Product Description:
The histories told about American Indian and European encounters on the frontiers of North America are usually about cultural conflict. This book takes a different tack by looking at how much Indians and Europeans had in common. In six chapters, this book compares Indian and European ideas about land, government, recordkeeping, international alliances, gender, and the human body. Focusing on eastern North America in the 18th century, up through the end of the Seven Years War in 1763, each chapter discusses how Indians and Europeans shared some core beliefs and practices. Paradoxically, the more American Indians and Europeans came to know each other, the more they came to see each other as different, so different indeed that they appeared to be each other's opposite. European colonists thought Indians a primitive people, laudable perhaps for their simplicity but not destined to possess and rule over North America. Simultaneously, Indians came to view Europeans as their antithesis, equally despicable for their insatiable greed and love of money.
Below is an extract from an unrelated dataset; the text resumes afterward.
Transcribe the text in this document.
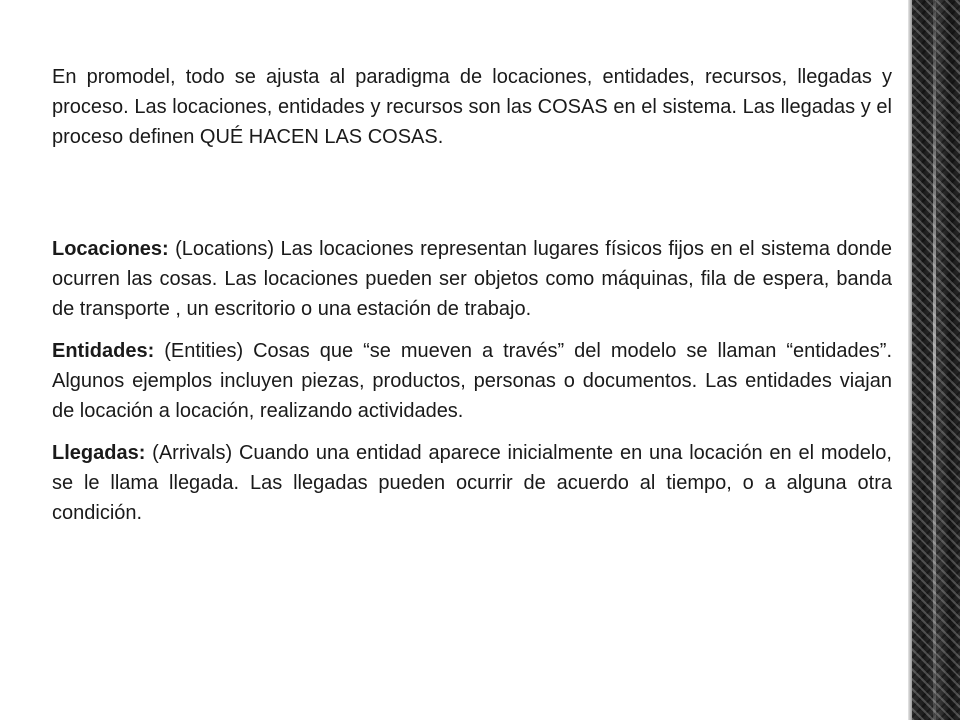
En promodel, todo se ajusta al paradigma de locaciones, entidades, recursos, llegadas y proceso. Las locaciones, entidades y recursos son las COSAS en el sistema. Las llegadas y el proceso definen QUÉ HACEN LAS COSAS.

Locaciones: (Locations) Las locaciones representan lugares físicos fijos en el sistema donde ocurren las cosas. Las locaciones pueden ser objetos como máquinas, fila de espera, banda de transporte , un escritorio o una estación de trabajo.

Entidades: (Entities) Cosas que “se mueven a través” del modelo se llaman “entidades”. Algunos ejemplos incluyen piezas, productos, personas o documentos. Las entidades viajan de locación a locación, realizando actividades.

Llegadas: (Arrivals) Cuando una entidad aparece inicialmente en una locación en el modelo, se le llama llegada. Las llegadas pueden ocurrir de acuerdo al tiempo, o a alguna otra condición.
Thus, even though American Indians and Europeans started the 18th century with ideas in common, they ended the century convinced of their intractable differences. The 18th century was a crucial moment in American history, as British colonists and their Anglo-American successors quickly pushed westward, sometimes making peace and sometimes making war with the powerful Indian nations-the Iroquois and Creek confederacies, Cherokee nation, and other Native peoples-standing between them and the west. But the 18th century also left an important legacy in the world of ideas, as Indians and Europeans abandoned an initial willingness to recognize in each other a common humanity so as to instead develop new ideas rooted in the conviction that, by custom and perhaps even by nature, Native Americans and Europeans were peoples fundamentally at odds.



Customer Reviews
User popularity level:  out of 5 stars

Rated by buyers 1 out of 5 stars - Poor Attempt at Indian History
Shoemaker tries to sell the idea her book breaks new ground by looking at the ways Indians and Europeans shared similar cultural constructs throughout the 18th century. For instance, both groups used gendered language to call the other "women" as a form of insult. However, Shoemaker's analysis never goes beyond description and the vital concept of change over time is lost in a book too full of description and woefully lacking in critical analysis.

I suggest saving your money and reading Richard White's The Middle Ground, which is a much more nuanced argument about Indians in 18th century North America.